Data Analysis: Healthcare Workforce Composition Study

More medical students are choosing a quicker, more affordable route to care.

By 2030, this shift will change the composition of America’s primary healthcare workforce.

GOALS

We set out to understand medical care provider trends with a heavy focus on the growth of APCs (Physician Assistants and Nurse Practitioners) within the industry. Our hypothesis: APC employment is rapidly increasing while traditional physician employment stagnates. Secondary hypothesis: APCs will eventually overtake traditional physicians in primary care.

METHODS

For this research, we used Bureau of Labor Statistics (BLS) data. Two separate surveys were utilized: the OEWS (Occupational Employment and Wage Statistics) and CPS (Current Population Survey). I cleaned the data in Python and then built a SQL database to query for further investigation. I then accessed the data in Tableau to visualize my findings. See the tools I created on my github.

Tools used:

Python - data scraping, cleaning, analysis.

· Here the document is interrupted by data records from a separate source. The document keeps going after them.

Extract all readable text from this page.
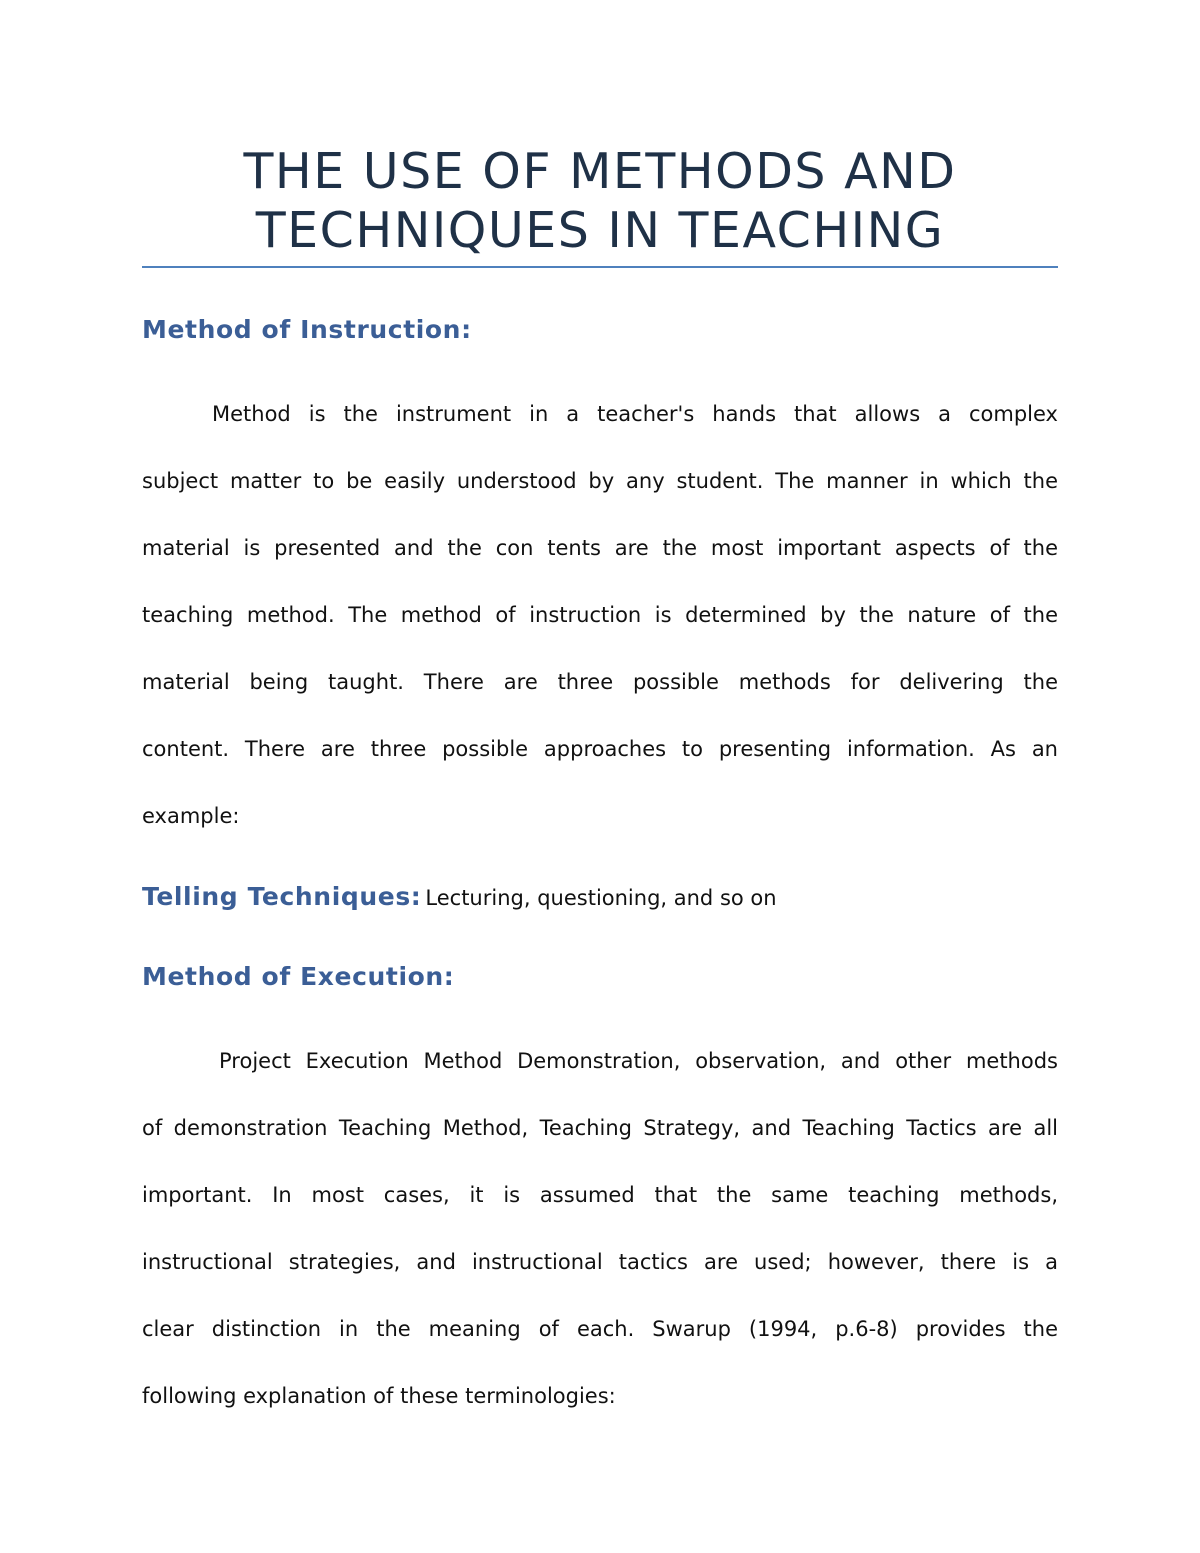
THE USE OF METHODS AND
TECHNIQUES IN TEACHING
Method of Instruction:
Method is the instrument in a teacher's hands that allows a complex
subject matter to be easily understood by any student. The manner in which the
material is presented and the con tents are the most important aspects of the
teaching method. The method of instruction is determined by the nature of the
material being taught. There are three possible methods for delivering the
content. There are three possible approaches to presenting information. As an
example:
Telling Techniques: Lecturing, questioning, and so on
Method of Execution:
Project Execution Method Demonstration, observation, and other methods
of demonstration Teaching Method, Teaching Strategy, and Teaching Tactics are all
important. In most cases, it is assumed that the same teaching methods,
instructional strategies, and instructional tactics are used; however, there is a
clear distinction in the meaning of each. Swarup (1994, p.6-8) provides the
following explanation of these terminologies:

PostgreSQL - data exploration, statistical analysis, cleaning, database creation.

Tableau - data exploration, visualization.

RESULTS

Physician Assistants and Nurse Practitioners will grow substantially faster than traditional physicians between 2020 and 2030. Physician Assistants will grow at a rate of 31% and Nurse Practitioners at a rate of 52%. In that same time frame, traditional physicians will only grow 3.5%. This finding required further investigation into how the makeup of the medical provider industry will change over that time. We identified what areas of the industry will see increased employment the most as well as understanding areas that are stagnating.

 

As of 2021 the BLS lists 727,000 physicians, 220,300 NPs, and 129,400 PAs as employed in 2021. In total there are approximately 1.1 million medical and surgical providers for a population of 331,449,281.

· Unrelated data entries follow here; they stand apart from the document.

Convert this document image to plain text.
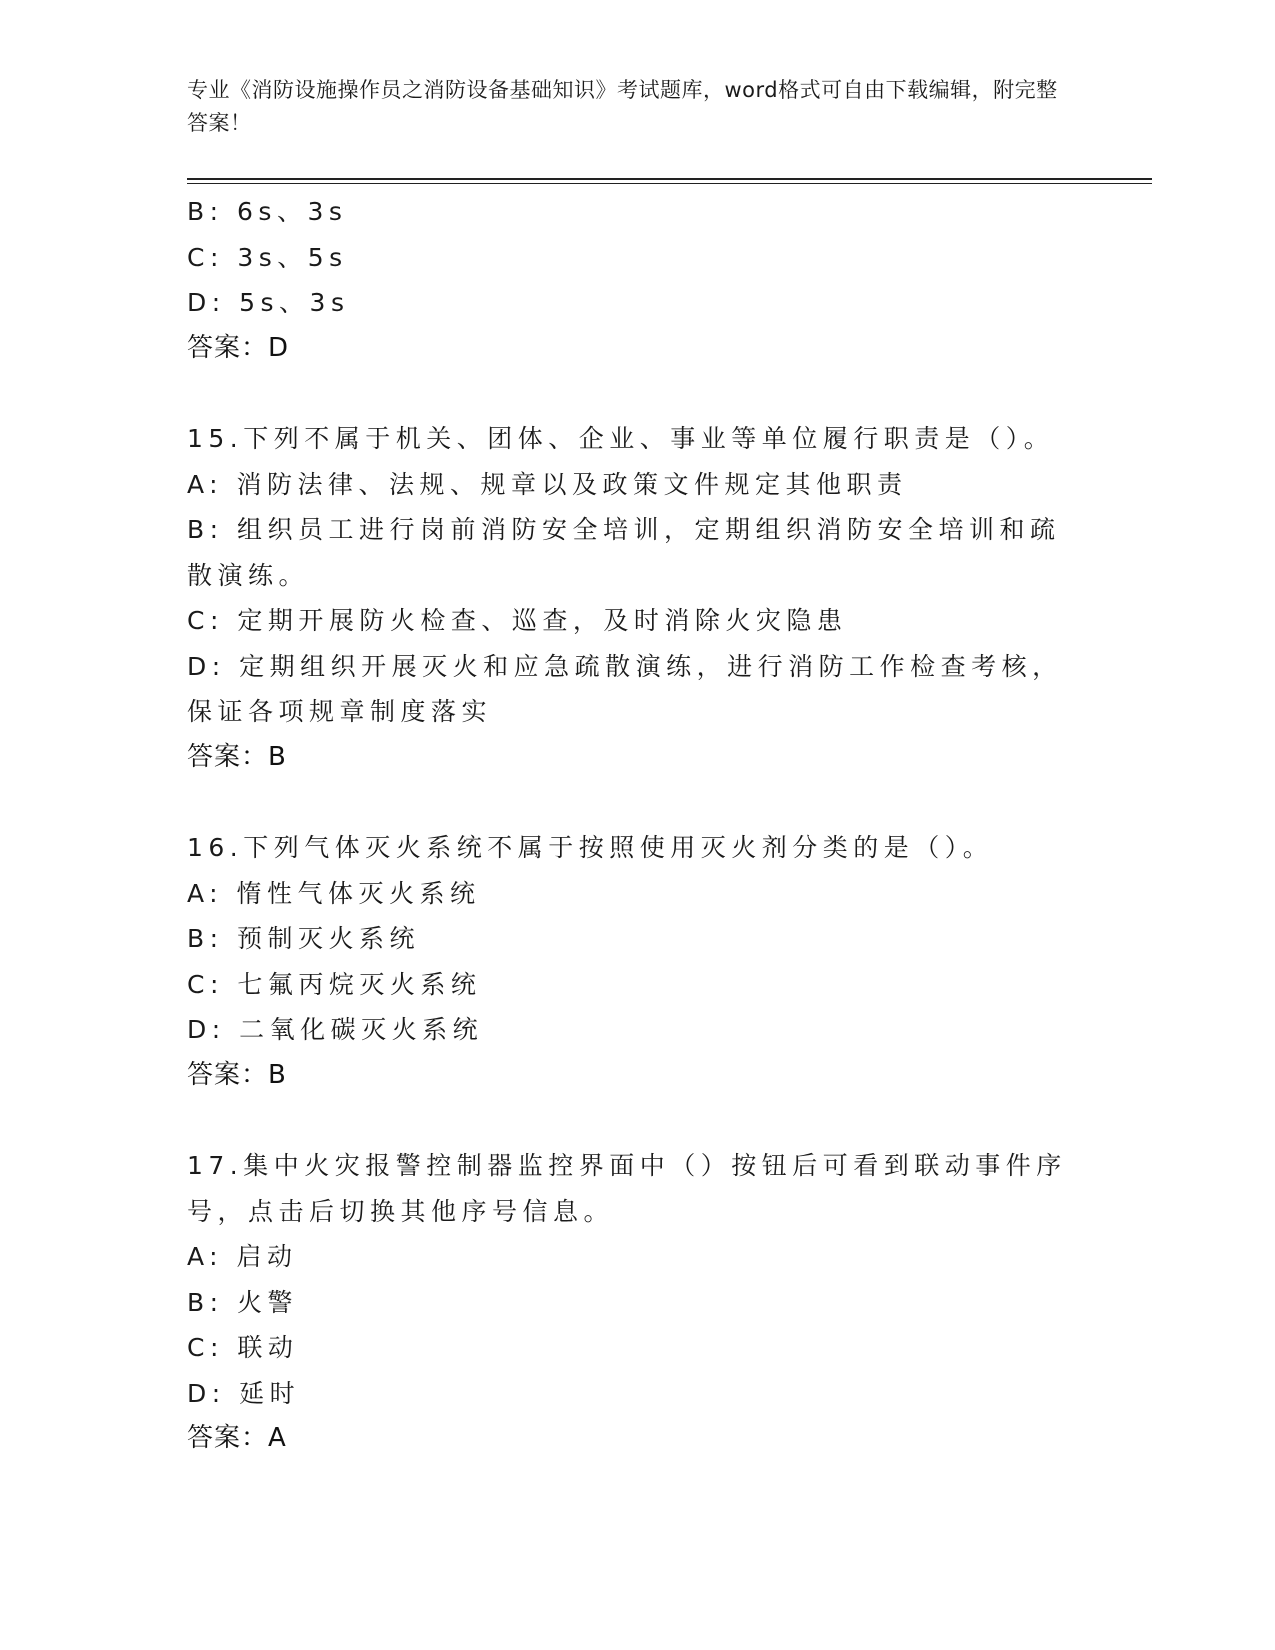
专业《消防设施操作员之消防设备基础知识》考试题库，word格式可自由下载编辑，附完整答案！
B: 6s、3s
C: 3s、5s
D: 5s、3s
答案：D
15.下列不属于机关、团体、企业、事业等单位履行职责是（）。
A: 消防法律、法规、规章以及政策文件规定其他职责
B: 组织员工进行岗前消防安全培训，定期组织消防安全培训和疏散演练。
C: 定期开展防火检查、巡查，及时消除火灾隐患
D: 定期组织开展灭火和应急疏散演练，进行消防工作检查考核，保证各项规章制度落实
答案：B
16.下列气体灭火系统不属于按照使用灭火剂分类的是（）。
A: 惰性气体灭火系统
B: 预制灭火系统
C: 七氟丙烷灭火系统
D: 二氧化碳灭火系统
答案：B
17.集中火灾报警控制器监控界面中（）按钮后可看到联动事件序号，点击后切换其他序号信息。
A: 启动
B: 火警
C: 联动
D: 延时
答案：A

Each year the BLS offers a 10-year forecast on likely growth in any industry. The 10-year prediction (2020 – 2030) for physicians is 3.5%, for NPs is 52.2% and for PAs 31%

Where clinicians are employed is described by industry or clinical setting. For all three providers the largest employment location is ‘offices of physicians’ (PA: 50.59%; NP: 44.44%; MD/DO 48.96%). This is followed by hospitals as employers (PA: 24.63%; NP: 23.89%; MD/DO 25.39%), and outpatient care center staff (PA: 7.6%; NP: 8.34%; MD/DO 3.19%).

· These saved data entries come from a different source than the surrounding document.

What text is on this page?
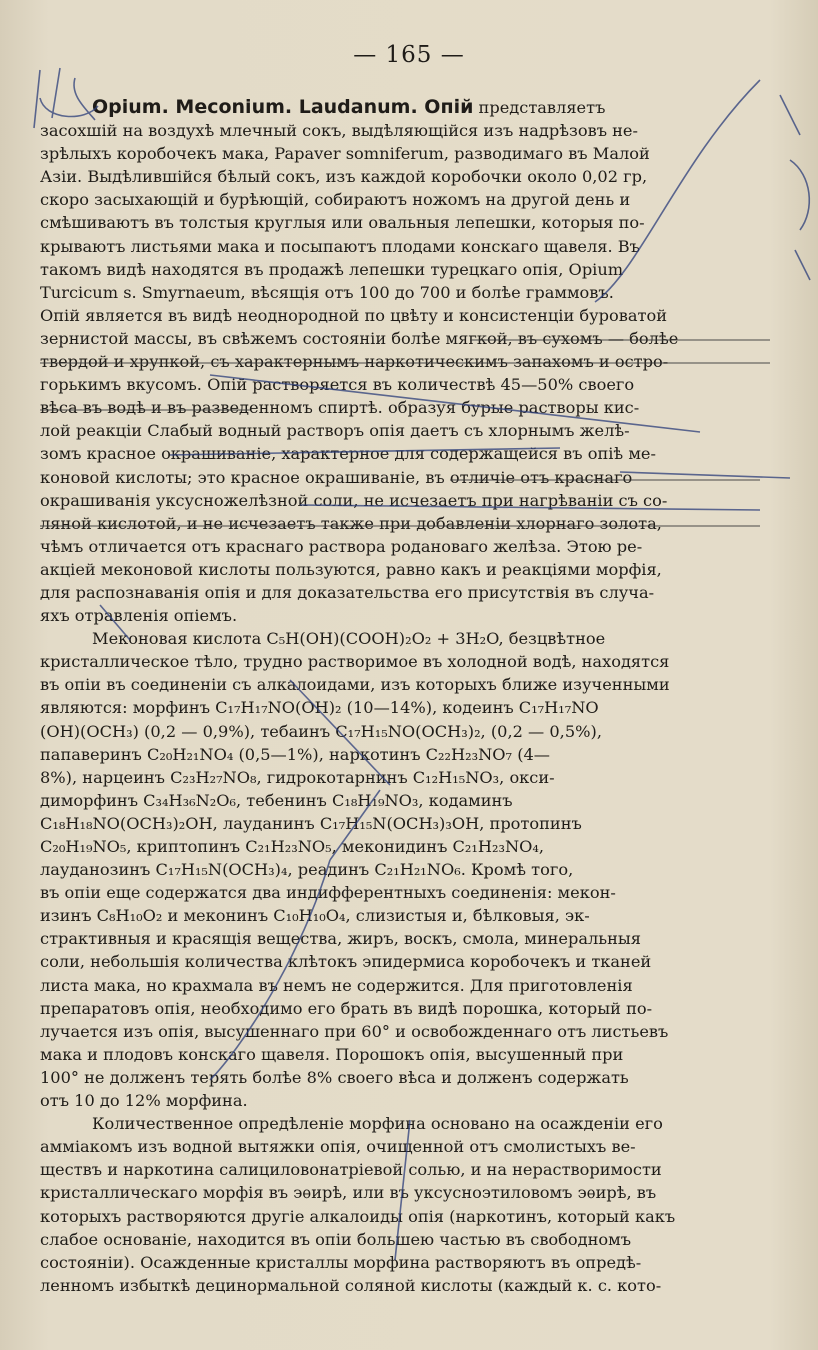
— 165 —
Opium. Meconium. Laudanum. Опій представляетъ
засохшій на воздухѣ млечный сокъ, выдѣляющійся изъ надрѣзовъ не-
зрѣлыхъ коробочекъ мака, Papaver somniferum, разводимаго въ Малой
Азіи. Выдѣлившійся бѣлый сокъ, изъ каждой коробочки около 0,02 гр,
скоро засыхающій и бурѣющій, собираютъ ножомъ на другой день и
смѣшиваютъ въ толстыя круглыя или овальныя лепешки, которыя по-
крываютъ листьями мака и посыпаютъ плодами конскаго щавеля. Въ
такомъ видѣ находятся въ продажѣ лепешки турецкаго опія, Opium
Turcicum s. Smyrnaeum, вѣсящія отъ 100 до 700 и болѣе граммовъ.
Опій является въ видѣ неоднородной по цвѣту и консистенціи буроватой
зернистой массы, въ свѣжемъ состояніи болѣе мягкой, въ сухомъ — болѣе
твердой и хрупкой, съ характернымъ наркотическимъ запахомъ и остро-
горькимъ вкусомъ. Опій растворяется въ количествѣ 45—50% своего
вѣса въ водѣ и въ разведенномъ спиртѣ. образуя бурые растворы кис-
лой реакціи Слабый водный растворъ опія даетъ съ хлорнымъ желѣ-
зомъ красное окрашиваніе, характерное для содержащейся въ опіѣ ме-
коновой кислоты; это красное окрашиваніе, въ отличіе отъ краснаго
окрашиванія уксусножелѣзной соли, не исчезаетъ при нагрѣваніи съ со-
ляной кислотой, и не исчезаетъ также при добавленіи хлорнаго золота,
чѣмъ отличается отъ краснаго раствора родановаго желѣза. Этою ре-
акціей меконовой кислоты пользуются, равно какъ и реакціями морфія,
для распознаванія опія и для доказательства его присутствія въ случа-
яхъ отравленія опіемъ.
Меконовая кислота C₅H(OH)(COOH)₂O₂ + 3H₂O, безцвѣтное
кристаллическое тѣло, трудно растворимое въ холодной водѣ, находятся
въ опіи въ соединеніи съ алкалоидами, изъ которыхъ ближе изученными
являются: морфинъ C₁₇H₁₇NO(OH)₂ (10—14%), кодеинъ C₁₇H₁₇NO
(OH)(OCH₃) (0,2 — 0,9%), тебаинъ C₁₇H₁₅NO(OCH₃)₂, (0,2 — 0,5%),
папавеpинъ C₂₀H₂₁NO₄ (0,5—1%), наркотинъ C₂₂H₂₃NO₇ (4—
8%), нарцеинъ C₂₃H₂₇NO₈, гидрокотарнинъ C₁₂H₁₅NO₃, окси-
диморфинъ C₃₄H₃₆N₂O₆, тебенинъ C₁₈H₁₉NO₃, кодаминъ
C₁₈H₁₈NO(OCH₃)₂OH, лауданинъ C₁₇H₁₅N(OCH₃)₃OH, протопинъ
C₂₀H₁₉NO₅, криптопинъ C₂₁H₂₃NO₅, меконидинъ C₂₁H₂₃NO₄,
лауданозинъ C₁₇H₁₅N(OCH₃)₄, реадинъ C₂₁H₂₁NO₆. Кромѣ того,
въ опіи еще содержатся два индифферентныхъ соединенія: мекон-
изинъ C₈H₁₀O₂ и меконинъ C₁₀H₁₀O₄, слизистыя и, бѣлковыя, эк-
страктивныя и красящія вещества, жиръ, воскъ, смола, минеральныя
соли, небольшія количества клѣтокъ эпидермиса коробочекъ и тканей
листа мака, но крахмала въ немъ не содержится. Для приготовленія
препаратовъ опія, необходимо его брать въ видѣ порошка, который по-
лучается изъ опія, высушеннаго при 60° и освобожденнаго отъ листьевъ
мака и плодовъ конскаго щавеля. Порошокъ опія, высушенный при
100° не долженъ терять болѣе 8% своего вѣса и долженъ содержать
отъ 10 до 12% морфина.
Количественное опредѣленіе морфина основано на осажденіи его
амміакомъ изъ водной вытяжки опія, очищенной отъ смолистыхъ ве-
ществъ и наркотина салициловонатріевой солью, и на нерастворимости
кристаллическаго морфія въ эѳирѣ, или въ уксусноэтиловомъ эѳирѣ, въ
которыхъ растворяются другіе алкалоиды опія (наркотинъ, который какъ
слабое основаніе, находится въ опіи большею частью въ свободномъ
состояніи). Осажденные кристаллы морфина растворяютъ въ опредѣ-
ленномъ избыткѣ децинормальной соляной кислоты (каждый к. с. кото-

Additional details where physicians are employed is displayed in the second half of the figure below. Those locations differ with all specialties (e.g., family medicine, general internists obstetricians and gynecologists, pediatricians, surgeons, and anesthesiologists predominately reside in office-based settings and psychiatrists in outpatient centers). ‘Office of physicians’ is a location owned by a physician or physician group. Outpatient care centers can be clinics such as Federally Qualified Health Centers or ambulatory care centers associated with a hospital or corporation. “Self-employed” are counted separately from wage and salary workers.